Monday, Dec. 02, 1996
DRUGS, EGGS AND MARTHA
By CALVIN TRILLIN
The V-chip issue got a little more complicated for me after Molly, an 11-year-old friend of ours who lives in New Jersey, confessed to her parents that she had been watching Martha Stewart on television.
Picture this: Molly's parents are off at their respective offices, under the assumption that their daughter is doing her homework--or at least taking in something broadening on the History Channel. She, meanwhile, is planted in front of the tube while Martha demonstrates how the fall foliage in your backyard can, with a little imagination, be transformed into the perfect centerpiece for that festive Sunday brunch.
Molly's parents didn't panic. They are pretty cool, even by Molly's standards. When we all discussed the incident over supper last Sunday at a homey restaurant called the Cafe not far from where Molly and her parents live, voices were not raised. Under the circumstances, I felt it might be all right to ask Molly what she thought of Martha Stewart.
"She seems to have a lot of time on her hands," Molly said. That remark indicated to me that Molly had come away from the experience unscathed. A little later in the meal, though, it was revealed that the same could not be said for her experience with the television advertising campaign against drug use.
This came out while we were discussing the Cafe's profound understanding of breakfast.
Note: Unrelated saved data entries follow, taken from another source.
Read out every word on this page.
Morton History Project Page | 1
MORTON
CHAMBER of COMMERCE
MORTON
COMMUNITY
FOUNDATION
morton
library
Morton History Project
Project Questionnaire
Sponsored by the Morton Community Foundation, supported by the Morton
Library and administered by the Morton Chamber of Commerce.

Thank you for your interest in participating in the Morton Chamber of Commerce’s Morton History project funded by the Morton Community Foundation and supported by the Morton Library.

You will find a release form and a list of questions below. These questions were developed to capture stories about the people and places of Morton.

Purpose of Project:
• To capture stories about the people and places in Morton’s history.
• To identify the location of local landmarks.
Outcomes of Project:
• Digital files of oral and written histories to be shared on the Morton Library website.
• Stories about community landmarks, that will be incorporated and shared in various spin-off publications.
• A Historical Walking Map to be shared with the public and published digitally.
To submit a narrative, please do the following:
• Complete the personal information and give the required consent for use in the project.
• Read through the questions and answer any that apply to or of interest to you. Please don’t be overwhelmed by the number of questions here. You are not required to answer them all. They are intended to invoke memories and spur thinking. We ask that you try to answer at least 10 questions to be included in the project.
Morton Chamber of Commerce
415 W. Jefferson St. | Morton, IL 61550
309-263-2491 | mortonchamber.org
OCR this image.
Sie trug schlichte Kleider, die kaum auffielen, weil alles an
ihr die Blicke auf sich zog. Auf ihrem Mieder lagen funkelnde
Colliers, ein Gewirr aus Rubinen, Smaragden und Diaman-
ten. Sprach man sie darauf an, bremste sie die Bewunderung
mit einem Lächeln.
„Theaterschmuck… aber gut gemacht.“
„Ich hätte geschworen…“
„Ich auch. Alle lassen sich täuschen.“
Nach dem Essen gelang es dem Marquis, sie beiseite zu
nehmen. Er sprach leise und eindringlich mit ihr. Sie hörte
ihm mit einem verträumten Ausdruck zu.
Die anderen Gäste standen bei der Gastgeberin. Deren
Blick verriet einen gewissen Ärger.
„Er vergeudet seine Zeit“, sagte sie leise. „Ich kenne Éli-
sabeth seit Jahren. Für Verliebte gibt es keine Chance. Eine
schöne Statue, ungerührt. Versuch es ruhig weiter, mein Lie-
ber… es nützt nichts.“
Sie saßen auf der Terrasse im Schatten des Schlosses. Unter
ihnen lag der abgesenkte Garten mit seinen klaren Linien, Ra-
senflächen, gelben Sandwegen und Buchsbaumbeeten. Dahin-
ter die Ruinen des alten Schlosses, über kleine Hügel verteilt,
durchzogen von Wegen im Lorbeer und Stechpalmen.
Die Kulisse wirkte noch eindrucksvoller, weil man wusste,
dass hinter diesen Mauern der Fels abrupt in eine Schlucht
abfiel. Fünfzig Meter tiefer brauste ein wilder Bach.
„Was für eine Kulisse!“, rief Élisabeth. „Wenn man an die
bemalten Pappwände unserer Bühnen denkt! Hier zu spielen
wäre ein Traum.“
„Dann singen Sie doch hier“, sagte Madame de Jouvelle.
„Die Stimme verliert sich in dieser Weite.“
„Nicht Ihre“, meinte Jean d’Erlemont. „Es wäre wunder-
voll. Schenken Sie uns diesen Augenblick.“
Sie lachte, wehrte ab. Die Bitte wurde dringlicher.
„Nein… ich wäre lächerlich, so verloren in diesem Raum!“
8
I had introduced that subject after Molly was kind enough to allow me a taste of what she'd ordered as a main course--a dish that I would associate with breakfast but the restaurant carries on the menu throughout the day as "Potatoes from Heaven."
When somebody said the chef did have a great touch with omelets, Molly made the sort of face I became familiar with when our own children were growing up. I associate it with a painfully evocative phrase that one of my daughters used at an early age for food she found revolting--"guts and throw-up."
Why does Molly shudder at the thought of eating eggs? Because several years ago, she saw the most famous antidrug commercial ever aired. The spot opens with a shot of a raw egg while a voice says, "This is your brain." The egg is then dumped onto a sizzling griddle while the voice says, "This is your brain on drugs." The commercial may well have put a number of teenagers off drugs. It put at least one six-year-old off eggs.
But, you might be thinking, the commercial still did some good for Molly: she must have the lowest cholesterol count in the entire sixth grade. I wouldn't know about that. One of the many pleasant characteristics of my conversations with Molly is that she never talks about cholesterol.
No, the lesson I would draw from Molly's problem with eggs is that old one about unintended consequences. It's the lesson that was always drawn from the Soviet propaganda film of cold war legend that had been intended to demonstrate the brutality of strike-busting thugs beating peaceful American workers but apparently left Russian audiences impressed instead with the fact that all the workers seemed to be wearing decent shoes.
Given the possibility of unintended consequences, should Molly's parents let antidrug messages through? What about Martha Stewart? Would throwing a V-chip block on Martha Stewart be extreme? Maybe. But how would they feel if they arrived home one day and found Molly arranging fall foliage into a perfect centerpiece?